The Group is required to test, on an annual basis, whether goodwill has suffered any impairment.  The recoverable amount of cash generating units is determined based on value in use calculations.  The use of this method requires the estimation of future cash flows and the choice of a discount rate in order to calculate the present value of the cash flows. Actual outcomes may vary. Other assets are considered for impairment where such indicators exist using value in use calculations or fair value and recoverability estimates.
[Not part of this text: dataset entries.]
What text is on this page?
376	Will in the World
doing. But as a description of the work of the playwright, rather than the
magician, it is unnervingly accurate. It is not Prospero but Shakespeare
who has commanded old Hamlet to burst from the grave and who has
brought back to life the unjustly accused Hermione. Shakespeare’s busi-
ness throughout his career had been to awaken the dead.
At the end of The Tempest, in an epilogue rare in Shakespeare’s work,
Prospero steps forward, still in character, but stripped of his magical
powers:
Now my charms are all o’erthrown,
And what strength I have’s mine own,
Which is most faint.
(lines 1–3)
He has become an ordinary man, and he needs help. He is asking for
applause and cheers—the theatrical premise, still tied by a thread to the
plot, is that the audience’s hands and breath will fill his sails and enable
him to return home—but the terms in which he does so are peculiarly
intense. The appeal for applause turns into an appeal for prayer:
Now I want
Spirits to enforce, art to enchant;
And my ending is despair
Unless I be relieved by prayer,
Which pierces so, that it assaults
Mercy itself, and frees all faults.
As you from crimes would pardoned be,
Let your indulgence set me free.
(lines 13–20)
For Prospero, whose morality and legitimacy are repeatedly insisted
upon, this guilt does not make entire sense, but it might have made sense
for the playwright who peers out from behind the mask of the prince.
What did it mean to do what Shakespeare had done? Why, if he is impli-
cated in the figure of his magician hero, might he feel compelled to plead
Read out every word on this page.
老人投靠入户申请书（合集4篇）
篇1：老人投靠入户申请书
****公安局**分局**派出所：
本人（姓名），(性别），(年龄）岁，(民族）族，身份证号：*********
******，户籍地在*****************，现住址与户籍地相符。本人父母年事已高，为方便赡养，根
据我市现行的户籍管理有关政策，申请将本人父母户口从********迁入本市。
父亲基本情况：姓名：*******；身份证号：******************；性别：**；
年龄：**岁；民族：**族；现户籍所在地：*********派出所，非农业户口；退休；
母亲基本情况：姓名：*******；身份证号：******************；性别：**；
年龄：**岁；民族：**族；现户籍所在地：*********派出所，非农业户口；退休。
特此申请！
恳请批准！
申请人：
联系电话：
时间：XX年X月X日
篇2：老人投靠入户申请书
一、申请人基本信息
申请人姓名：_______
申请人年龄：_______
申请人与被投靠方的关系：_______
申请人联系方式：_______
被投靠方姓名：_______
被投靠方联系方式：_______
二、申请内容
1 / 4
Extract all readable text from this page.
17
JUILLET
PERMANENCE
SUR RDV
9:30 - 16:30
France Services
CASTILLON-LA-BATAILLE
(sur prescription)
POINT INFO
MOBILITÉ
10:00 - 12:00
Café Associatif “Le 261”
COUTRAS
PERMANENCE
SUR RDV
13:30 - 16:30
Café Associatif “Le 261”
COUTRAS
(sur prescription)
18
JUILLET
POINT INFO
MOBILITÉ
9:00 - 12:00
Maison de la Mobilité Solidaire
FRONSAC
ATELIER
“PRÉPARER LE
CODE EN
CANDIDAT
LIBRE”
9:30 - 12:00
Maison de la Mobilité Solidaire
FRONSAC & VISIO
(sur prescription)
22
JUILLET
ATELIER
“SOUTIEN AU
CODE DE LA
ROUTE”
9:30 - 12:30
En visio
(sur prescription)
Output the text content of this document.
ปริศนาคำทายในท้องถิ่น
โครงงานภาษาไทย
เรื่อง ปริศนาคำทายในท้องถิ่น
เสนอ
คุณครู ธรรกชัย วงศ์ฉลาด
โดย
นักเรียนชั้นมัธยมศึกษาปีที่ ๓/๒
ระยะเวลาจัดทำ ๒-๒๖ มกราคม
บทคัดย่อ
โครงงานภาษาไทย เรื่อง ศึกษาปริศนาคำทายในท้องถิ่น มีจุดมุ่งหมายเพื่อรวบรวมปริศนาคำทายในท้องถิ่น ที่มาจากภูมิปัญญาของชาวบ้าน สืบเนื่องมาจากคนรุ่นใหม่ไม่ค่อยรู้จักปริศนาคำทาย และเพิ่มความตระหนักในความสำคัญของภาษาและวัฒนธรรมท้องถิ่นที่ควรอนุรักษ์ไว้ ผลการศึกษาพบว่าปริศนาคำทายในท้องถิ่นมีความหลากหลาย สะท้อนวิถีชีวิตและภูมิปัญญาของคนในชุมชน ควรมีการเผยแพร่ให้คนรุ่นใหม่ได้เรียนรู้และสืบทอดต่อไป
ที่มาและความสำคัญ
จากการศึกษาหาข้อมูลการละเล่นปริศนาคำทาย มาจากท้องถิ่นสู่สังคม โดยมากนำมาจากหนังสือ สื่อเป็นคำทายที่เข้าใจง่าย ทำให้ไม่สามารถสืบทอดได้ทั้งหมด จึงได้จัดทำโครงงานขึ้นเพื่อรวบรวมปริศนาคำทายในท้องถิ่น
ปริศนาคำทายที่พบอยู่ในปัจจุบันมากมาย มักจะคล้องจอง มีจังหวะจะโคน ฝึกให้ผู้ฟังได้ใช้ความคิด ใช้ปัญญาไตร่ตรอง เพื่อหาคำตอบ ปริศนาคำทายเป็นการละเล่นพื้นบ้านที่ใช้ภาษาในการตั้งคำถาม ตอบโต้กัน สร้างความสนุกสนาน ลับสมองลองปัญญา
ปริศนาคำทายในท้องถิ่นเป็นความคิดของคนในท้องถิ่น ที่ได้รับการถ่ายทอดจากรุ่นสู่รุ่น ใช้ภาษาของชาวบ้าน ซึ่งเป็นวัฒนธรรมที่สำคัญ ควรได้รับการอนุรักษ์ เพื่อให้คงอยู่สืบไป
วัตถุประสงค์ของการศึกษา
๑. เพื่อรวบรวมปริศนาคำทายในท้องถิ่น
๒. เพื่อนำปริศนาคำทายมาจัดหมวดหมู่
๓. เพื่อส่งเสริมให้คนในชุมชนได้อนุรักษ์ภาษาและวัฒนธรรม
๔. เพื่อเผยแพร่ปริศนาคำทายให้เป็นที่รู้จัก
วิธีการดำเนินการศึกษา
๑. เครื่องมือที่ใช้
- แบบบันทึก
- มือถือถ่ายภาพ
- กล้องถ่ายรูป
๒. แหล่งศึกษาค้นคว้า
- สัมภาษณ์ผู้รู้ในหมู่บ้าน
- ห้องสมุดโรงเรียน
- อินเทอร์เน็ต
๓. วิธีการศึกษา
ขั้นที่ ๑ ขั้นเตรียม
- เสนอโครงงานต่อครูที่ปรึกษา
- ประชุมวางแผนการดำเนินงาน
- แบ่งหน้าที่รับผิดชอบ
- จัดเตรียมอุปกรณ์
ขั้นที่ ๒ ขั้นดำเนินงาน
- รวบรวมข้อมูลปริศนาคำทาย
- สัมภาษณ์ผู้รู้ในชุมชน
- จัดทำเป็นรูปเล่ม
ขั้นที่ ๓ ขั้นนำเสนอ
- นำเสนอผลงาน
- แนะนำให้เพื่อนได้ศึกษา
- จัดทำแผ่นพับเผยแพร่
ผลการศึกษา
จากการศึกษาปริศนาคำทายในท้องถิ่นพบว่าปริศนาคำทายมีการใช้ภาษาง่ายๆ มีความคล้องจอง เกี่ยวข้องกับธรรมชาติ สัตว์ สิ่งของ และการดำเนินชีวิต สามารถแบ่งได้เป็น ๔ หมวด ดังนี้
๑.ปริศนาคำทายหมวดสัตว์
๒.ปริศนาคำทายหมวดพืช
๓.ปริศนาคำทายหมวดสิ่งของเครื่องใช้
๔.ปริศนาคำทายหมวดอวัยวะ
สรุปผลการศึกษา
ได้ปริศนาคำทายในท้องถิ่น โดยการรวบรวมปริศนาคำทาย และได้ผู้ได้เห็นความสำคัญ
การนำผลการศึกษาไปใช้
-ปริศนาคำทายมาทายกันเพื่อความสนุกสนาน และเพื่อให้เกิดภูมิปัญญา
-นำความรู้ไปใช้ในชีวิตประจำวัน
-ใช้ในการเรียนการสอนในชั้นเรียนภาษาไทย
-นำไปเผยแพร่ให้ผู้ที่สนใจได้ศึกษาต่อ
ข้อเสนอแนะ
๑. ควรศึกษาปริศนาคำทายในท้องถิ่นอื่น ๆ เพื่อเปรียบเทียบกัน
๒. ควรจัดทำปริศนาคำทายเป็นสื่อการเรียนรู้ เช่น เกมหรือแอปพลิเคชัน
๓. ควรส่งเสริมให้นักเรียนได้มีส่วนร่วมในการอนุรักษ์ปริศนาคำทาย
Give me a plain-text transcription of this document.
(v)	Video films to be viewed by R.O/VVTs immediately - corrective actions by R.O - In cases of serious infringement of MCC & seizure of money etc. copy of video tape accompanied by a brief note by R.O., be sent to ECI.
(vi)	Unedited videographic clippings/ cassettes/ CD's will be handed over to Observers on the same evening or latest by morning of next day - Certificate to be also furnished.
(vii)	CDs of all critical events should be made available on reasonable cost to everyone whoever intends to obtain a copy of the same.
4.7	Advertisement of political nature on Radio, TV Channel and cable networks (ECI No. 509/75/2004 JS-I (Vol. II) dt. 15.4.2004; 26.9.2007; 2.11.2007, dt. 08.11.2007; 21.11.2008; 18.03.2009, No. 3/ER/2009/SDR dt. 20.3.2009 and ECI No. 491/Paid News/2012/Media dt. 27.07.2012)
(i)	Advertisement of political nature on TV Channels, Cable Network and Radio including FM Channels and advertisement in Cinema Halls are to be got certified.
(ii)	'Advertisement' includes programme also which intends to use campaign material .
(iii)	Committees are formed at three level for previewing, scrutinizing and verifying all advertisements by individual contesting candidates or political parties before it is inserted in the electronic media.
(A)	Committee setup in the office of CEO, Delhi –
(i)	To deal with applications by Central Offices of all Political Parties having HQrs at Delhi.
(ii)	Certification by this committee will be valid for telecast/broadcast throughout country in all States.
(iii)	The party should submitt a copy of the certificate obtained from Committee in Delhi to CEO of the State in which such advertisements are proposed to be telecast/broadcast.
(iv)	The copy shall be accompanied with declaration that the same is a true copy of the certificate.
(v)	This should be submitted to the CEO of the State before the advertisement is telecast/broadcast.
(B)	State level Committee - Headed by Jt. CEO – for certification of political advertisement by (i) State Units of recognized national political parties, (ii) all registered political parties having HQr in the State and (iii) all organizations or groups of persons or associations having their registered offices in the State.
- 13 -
The use of these methods similarly requires the estimation of future cash flows and the choice of a discount rate in order to calculate the present value of the cash flows.

Share based payments

In determining the fair value of equity settled share based payments and the related charge to the income statement, the Group makes assumptions about future events and market conditions.  In particular, judgements must be made as the fair value of each award granted.  The fair value is determined using a valuation model which is dependent on further estimates, including the Group's future dividend policy, the timing with which options will be exercised and the future volatility in the price of the Group' shares.  Such assumptions are based on publicly available information and reflect market expectations and advice taken from qualified personnel.  Different assumptions about these factors to those made by the Group could materially affect the reported value of share based payments.
 

Useful lives of intangible assets and property, plant and equipment

Intangible assets and property, plant and equipment are amortised or depreciated over their useful lives. Useful lives are based on the management's estimates of the period that the assets will generate revenue, which are periodically reviewed for continued appropriateness.  Changes to estimates can result in significant variations in the carrying value and amounts charged to the consolidated statement of comprehensive income in specific periods.

Determination of fair values of intangible assets acquired and contingent consideration in business combinations

The fair values of contractual relationships assumed in a business combination are based on the discounted cash flows expected to be derived from the use and eventual sale of the asset. The use of this method requires the estimation of future cash flows and the choice of a discount rate in order to calculate the present value of the cash flows. Actual outcomes may vary.

The fair value of contingent consideration is based on an estimation of the probability of the contingent event occurring during the earn-out period. Changes to estimates can result in significant variations in the carrying value and amounts charged to the consolidated statement of comprehensive income in specific periods.

 

Assessing the nature of joint arrangements and associates

For all joint arrangements structured in separate vehicles the Group must assess the substance of the joint arrangement in determining whether it is classified as a joint venture or joint operation. This assessment requires the Group to consider whether it has rights to the joint arrangement's net assets (in which case it is classified as a joint venture), or rights to and obligations for specific assets, liabilities, expenses, and revenues (in which case it is classified as a joint operation). Factors the group must consider include:

·     Structure

·     Legal form

·     Contractual agreement

·     Other facts and circumstances.

 

More information is disclosed in notes 12 and 13.

 

28.   CAPITAL COMMITMENTS

At 31 December 2015 the Group had no capital commitments. At 31 December 2014 the Group had committed to acquire property, plant and equipment for a total amount of US$684,342.

 

29.   SUBSEQUENT EVENTS

 

There are no other matters that occurred between the reporting date and the date of approval of these financial statements that the directors wish to draw attention to.

 

30.   ULTIMATE CONTROLLING PARTY

 

In the opinion of the directors there is no one ultimate controlling party.